How and why is self-care suddenly arresting in our lives? Jenna Matsumura, the outreach coordinator for the Women’s Enrollment Initiative at the University of Utah, might have an idea.
For February, the Women’s Enrollment Initiative and the Center for Student Wellness are co-hosting a workshop entitled, “GEM: Intimacy with Self and Others.”
The Women’s Enrollment Initiative’s goal is to “recruit, retain, and graduate women through a network of support” which is achieved through the Women’s Resource Center and events like these that identify opportunities for women and support them through the process of reaching their goals. The Center for Student Wellness has similar goals for student success. According to their website, they aim “to help students have successful academic and personal experiences by encouraging comprehensive wellness.” This goal is achieved through education and resources like the GEM workshop, general health education and advocacy services like the victim-survivor advocates.

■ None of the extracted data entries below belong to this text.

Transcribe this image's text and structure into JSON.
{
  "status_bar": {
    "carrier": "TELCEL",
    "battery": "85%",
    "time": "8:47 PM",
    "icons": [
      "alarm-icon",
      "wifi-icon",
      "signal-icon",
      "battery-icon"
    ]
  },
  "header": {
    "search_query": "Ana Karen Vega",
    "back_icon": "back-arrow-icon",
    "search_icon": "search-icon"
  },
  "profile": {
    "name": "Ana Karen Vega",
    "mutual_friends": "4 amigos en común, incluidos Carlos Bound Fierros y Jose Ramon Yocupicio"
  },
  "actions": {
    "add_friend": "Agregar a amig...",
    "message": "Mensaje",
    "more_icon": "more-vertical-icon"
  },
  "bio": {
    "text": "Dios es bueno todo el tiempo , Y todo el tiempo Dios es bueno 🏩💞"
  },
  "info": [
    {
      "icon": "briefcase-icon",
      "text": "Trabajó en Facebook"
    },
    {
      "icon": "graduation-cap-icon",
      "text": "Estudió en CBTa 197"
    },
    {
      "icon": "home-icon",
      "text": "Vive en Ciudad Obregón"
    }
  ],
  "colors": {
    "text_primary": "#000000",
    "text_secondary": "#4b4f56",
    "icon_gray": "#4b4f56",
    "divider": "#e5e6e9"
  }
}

“Participants, who join us — we will be talking a lot about how they know if they’re intimate with someone? What are their most intimate relationships? What does society tell us what intimacy is?” Matsumura said.
The workshop will also focus on learning about the five love languages, a popular form of learning how to detect varieties of communications that express love — whether it is romantic or aromantic. It also focuses less on the traditional mechanics of love to others and more about the interactions with ourselves and how we carry that into other relationships.
“It’s not a coincidence that it’s going to be held the day before Valentine’s Day, which is a capitalist scheme to highlight a very specific type of romantic relationship that is not present in all people’s lives,” Matsumura said. “The fact that we don’t have a national holiday that is about self-care, that is about loving yourself and taking the time to be vulnerable with yourself, is an indicator that society tells us to value one type of intimacy over another.”
“I also think that self-care is a practice and you know, language that has been used by marginalized people throughout history in order to survive the oppression these days,” Matsumura said. “Although the message was historically an ode to marginalized populations to self-care when systemic relations did not serve any interest in their favor the practice of self-care today can be accessible for everyone.”
In response to what taking care of yourself looks like, Mayra Repetto, a junior in biology, also says self-care isn’t universal and takes many different forms. “I mean that [self-care] might be different for everyone, whether it be exercising, or hanging out with friends or wine and bath-bombs. That’s how I would define it.”
Repetto does partake in many of the aforementioned activities many see as self-care across popular platforms online. She disagrees that self-care is fulfilled through purchasing material goods pushed by companies, however. Practices such as meditation, yoga or running can fulfill these needs and are offered across campus. The U has various resources for students, ranging from an active UCard functioning as a membership to the Student Life Center, to on-campus counseling in groups or individually, to the Social Justice Advocates in Housing and Residential Education. Other centers on campus alongside the Women’s Resource Center and the Center for Student Wellness, like the Center for Ethnic Student Affairs (CESA), the Center for Disability and Access and Learning Success Center are all aimed at helping students take care of themselves academically, personally and everything in between.
“I think that there’s a lot of ways that you could do it without doing that. But yeah, I do think it’s pushed by media a lot,” Repetto said.
With the incessant pull to employ self-care for young demographics, Repetto said the reason why many are attracted to self-care is that “our generation is more competitive and we’re expected to have a bit more knowledge and classes are more difficult.”
Emi Ataata, a graduate assistant for WEI, will host the upcoming workshop.
The workshop will fall on Wednesday, Feb. 13 from 12:30 p.m. to 1:30 p.m. and will be held in Room 312 at the A. Ray Olpin University Union.